Community solar farms became legal in NYS in May. I had imagined building such a facility at the Keene Transfer Station for a long time. It is our long-closed and capped landfill, now a mowed field with a fabulous view, the garbage/recycling place and town highway operations center. Capped dumps are used for solar farms in many places so I wanted to look into doing this sort of thing here as a model for other towns to follow. The town owns the land, it can’t be used for much else and it must remain open, mowed annually to keep trees from growing. These solar sites need 3-phase power lines in place and Keene has this at the nearby highway department building.
Technically, there is no problem. After all, panels are on often roof tops without creating leaks, and the problem is similar. Like a roof, you cannot perforate the liner covering the capped area, so instead the panels are attached to racks that are held down with heavy pre-cast pieces of concrete laid on the ground. In urban areas where this is done all the time there is no cost penalty. Out here in the sticks, this is not normal, and equipment has to be brought in to do the work. There is an extra DEC permit involved in using a landfill. But with little open land owned by towns in the Park, this could be a viable option.
The problem for the Keene site is that it is too small. These solar farms are allowed be 2mw, but we only have space for about 40% of that. The town needs 1/3 of the site’s capacity for municipal power. What is left can only serve about 50 homes which raises the question of who gets to use it. A full scale site would serve 3-400 homes.
What is happening state-wide is that businesses are organizing to build such projects in all 10 power distribution regions. They will spread the fixed costs of operations across thousands of customers. So our old landfill would be a high cost site serving a small number of residents. That is not a recipe for success.
The people who loan money for these projects are hesitant about using dumps. So we spent some time looking for alternate sites. The town-owned open fields are all in the flood plain, and the financing people won’t fund flood-plain projects because you cannot buy insurance for them. Other town owned land is forested and more remote. The cost of removing a forest, and building 3-phase power lines kill the economics of using most forested land. So businesses are leasing private open fields where power lines already in place. These large multi-site operators will strive to offer solar PV to everyone.
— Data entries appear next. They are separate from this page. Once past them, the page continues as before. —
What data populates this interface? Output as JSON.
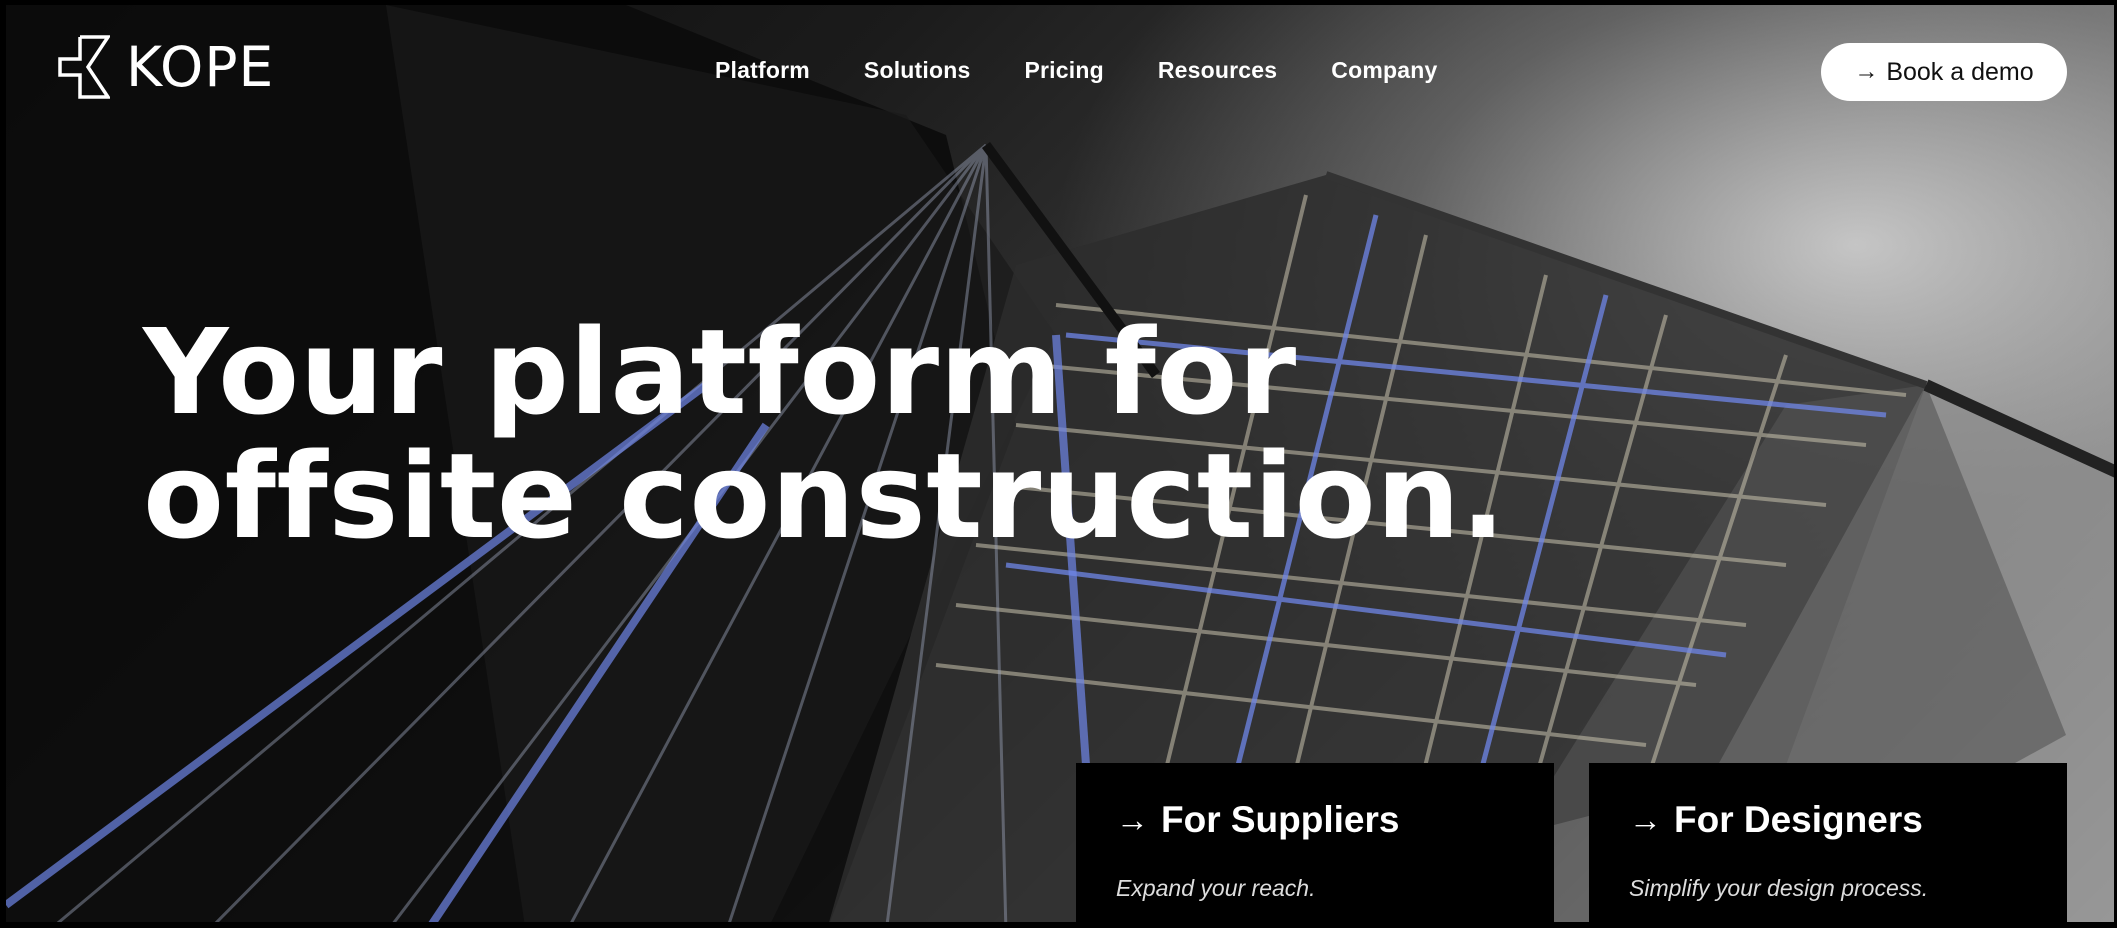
{
  "brand": {
    "name": "KOPE",
    "logo_icon": "kope-logo-icon"
  },
  "nav": {
    "items": [
      {
        "label": "Platform"
      },
      {
        "label": "Solutions"
      },
      {
        "label": "Pricing"
      },
      {
        "label": "Resources"
      },
      {
        "label": "Company"
      }
    ]
  },
  "cta": {
    "arrow": "→",
    "label": "Book a demo"
  },
  "hero": {
    "headline_line1": "Your platform for",
    "headline_line2": "offsite construction."
  },
  "cards": [
    {
      "arrow": "→",
      "title": "For Suppliers",
      "subtitle": "Expand your reach."
    },
    {
      "arrow": "→",
      "title": "For Designers",
      "subtitle": "Simplify your design process."
    }
  ],
  "colors": {
    "accent_blue": "#6f86e8",
    "card_bg": "#000000",
    "button_bg": "#ffffff"
  }
}
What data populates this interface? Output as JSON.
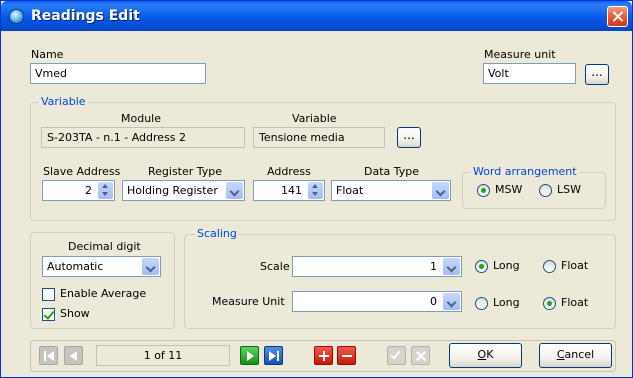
{
  "window": {
    "title": "Readings Edit"
  },
  "name": {
    "label": "Name",
    "value": "Vmed"
  },
  "measure_unit": {
    "label": "Measure unit",
    "value": "Volt",
    "browse_label": "..."
  },
  "variable_group": {
    "title": "Variable",
    "module_label": "Module",
    "module_value": "S-203TA - n.1 - Address 2",
    "variable_label": "Variable",
    "variable_value": "Tensione media",
    "browse_label": "...",
    "slave_address_label": "Slave Address",
    "slave_address_value": "2",
    "register_type_label": "Register Type",
    "register_type_value": "Holding Register",
    "address_label": "Address",
    "address_value": "141",
    "data_type_label": "Data Type",
    "data_type_value": "Float"
  },
  "word_arrangement": {
    "title": "Word arrangement",
    "msw_label": "MSW",
    "lsw_label": "LSW",
    "selected": "MSW"
  },
  "decimal": {
    "label": "Decimal digit",
    "value": "Automatic",
    "enable_average_label": "Enable Average",
    "enable_average_checked": false,
    "show_label": "Show",
    "show_checked": true
  },
  "scaling": {
    "title": "Scaling",
    "scale_label": "Scale",
    "scale_value": "1",
    "scale_long_label": "Long",
    "scale_float_label": "Float",
    "scale_selected": "Long",
    "mu_label": "Measure Unit",
    "mu_value": "0",
    "mu_long_label": "Long",
    "mu_float_label": "Float",
    "mu_selected": "Float"
  },
  "navigator": {
    "position_text": "1 of 11"
  },
  "buttons": {
    "ok_label": "OK",
    "cancel_label": "Cancel"
  },
  "icons": [
    "app-icon",
    "close-icon",
    "first-record-icon",
    "previous-record-icon",
    "next-record-icon",
    "last-record-icon",
    "add-record-icon",
    "delete-record-icon",
    "confirm-edit-icon",
    "cancel-edit-icon"
  ]
}
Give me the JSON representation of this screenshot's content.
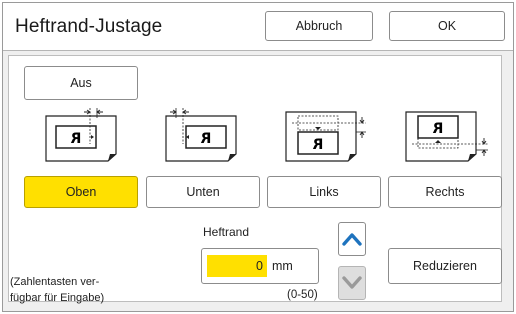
{
  "dialog": {
    "title": "Heftrand-Justage",
    "cancel_label": "Abbruch",
    "ok_label": "OK"
  },
  "off_button": {
    "label": "Aus"
  },
  "position_options": [
    {
      "label": "Oben",
      "selected": true
    },
    {
      "label": "Unten",
      "selected": false
    },
    {
      "label": "Links",
      "selected": false
    },
    {
      "label": "Rechts",
      "selected": false
    }
  ],
  "binding_margin": {
    "label": "Heftrand",
    "value": "0",
    "unit": "mm",
    "range": "(0-50)"
  },
  "reduce_button": {
    "label": "Reduzieren"
  },
  "hint": {
    "line1": "(Zahlentasten ver-",
    "line2": "fügbar für Eingabe)"
  },
  "colors": {
    "selected": "#ffe000",
    "arrow_active": "#1e73be",
    "arrow_disabled": "#9a9a9a"
  }
}
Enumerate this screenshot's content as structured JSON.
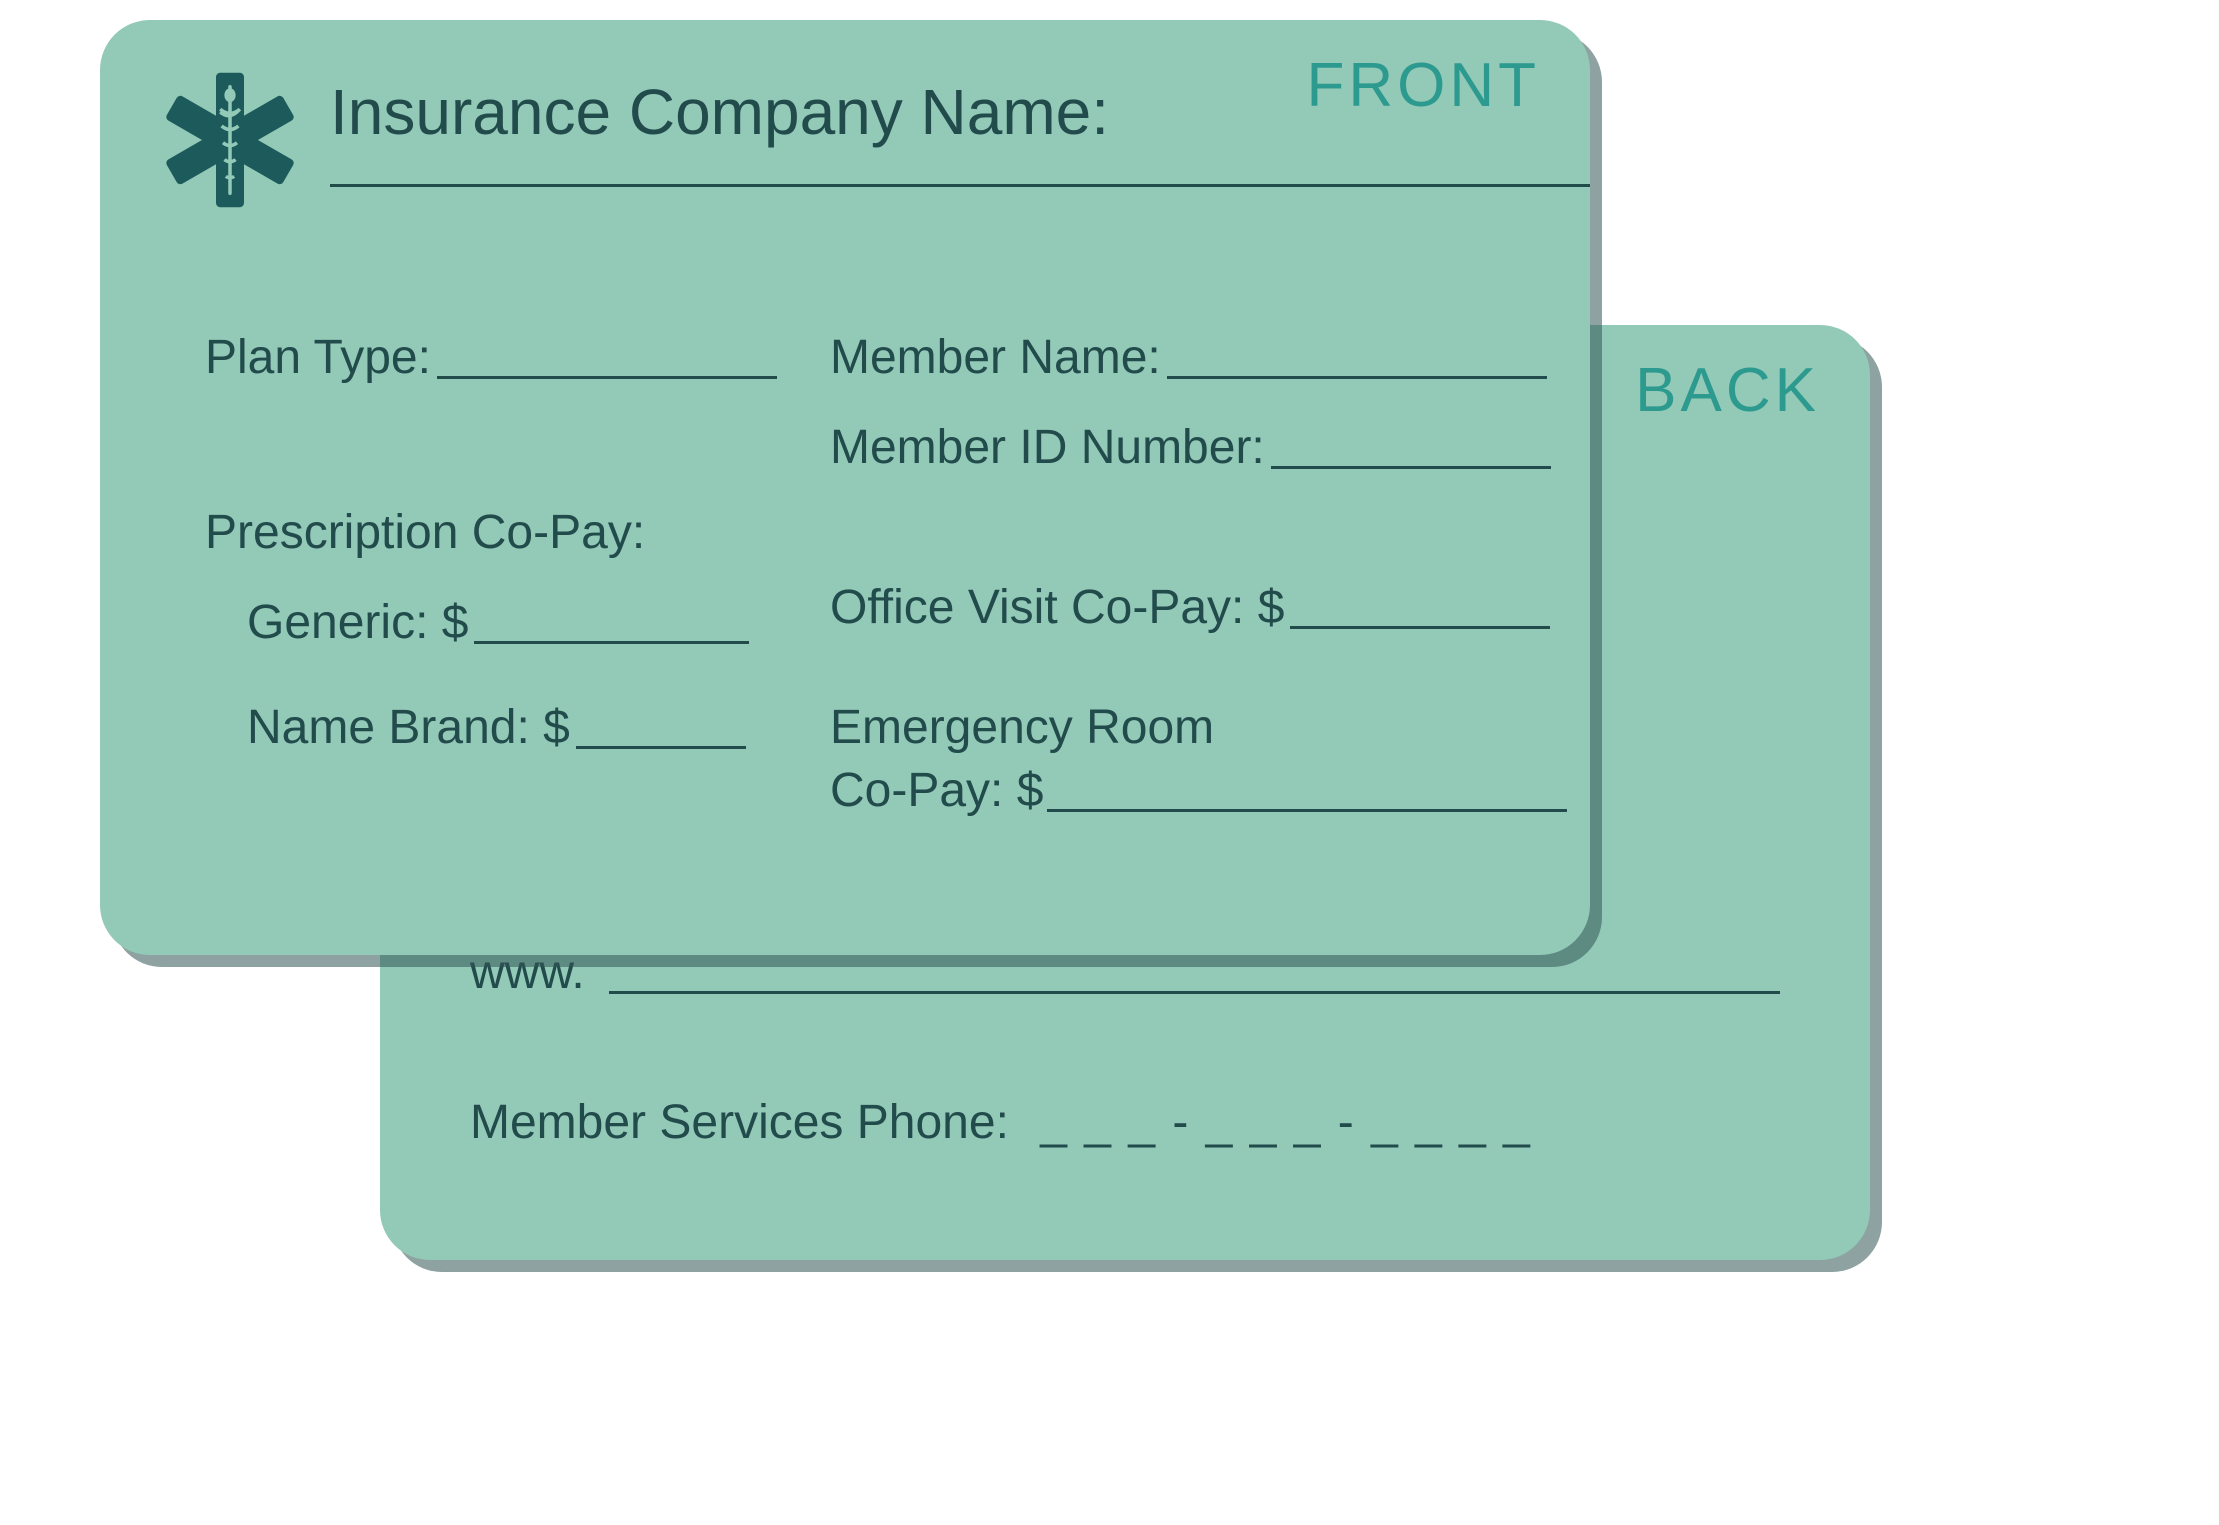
{
  "front": {
    "badge": "FRONT",
    "company_label": "Insurance Company Name:",
    "plan_type_label": "Plan Type:",
    "rx_copay_label": "Prescription Co-Pay:",
    "generic_label": "Generic: $",
    "name_brand_label": "Name Brand: $",
    "member_name_label": "Member Name:",
    "member_id_label": "Member ID Number:",
    "office_visit_label": "Office Visit Co-Pay: $",
    "er_label_line1": "Emergency Room",
    "er_label_line2": "Co-Pay: $"
  },
  "back": {
    "badge": "BACK",
    "www_label": "www.",
    "phone_label": "Member Services Phone:",
    "phone_placeholder": "_  _  _   -   _  _  _   -   _  _  _  _"
  },
  "colors": {
    "card_bg": "#93c9b7",
    "text": "#224b4c",
    "badge": "#2d9a8f"
  }
}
Your best, cheapest, option will be panels on your own land, or roof. Adding the cost of someone else’s land will always make community solar more expensive. It will still be desirable for people with homes in the forest (many in our region), and it may even be 100% financed, but the cheapest option will be using your own land.
The closed, capped, Keene dump is likely still be a good site for a municipal solar PV farm. It is being looked into. The town uses power for various buildings, the drinking water systems (we have two), street lighting, and so on. It may be small enough that it doesn’t need to be on the capped area. But the site is not large enough to use for a 2mw residential solar PV farm.
Other Adirondack towns may have town owned open fields to use, or larger landfills but most will find it hard to come up with a decent site.
The utility amendment to Article 14 that recently achieved first passage had all the ideas about green power stripped out of the early proposal. Given the threats of climate change, actually giving 10 acres to each of our 102 towns for a solar site would be a wise thing to encourage. This would have needed 1020 acres out of 3 million. It could have moved the whole Park into the fight to mitigate climate change, fostering a new sense of active environmentalism, participating in solving environmental problems larger than our own. We have done it before with our successful fight against acid rain. But not-in-my-backyard wisdom prevailed and our region’s leading environmental advocates decided to oppose any green power at all. It is odd to live in a place so protected that we can’t actually participate in the great quest to save the planet. Bill McKibben ran into the same issue years ago when vocally supported building windmills at an old mine site in Johnstown. They were ultimately denied permits. He left the region, and moved to Vermont.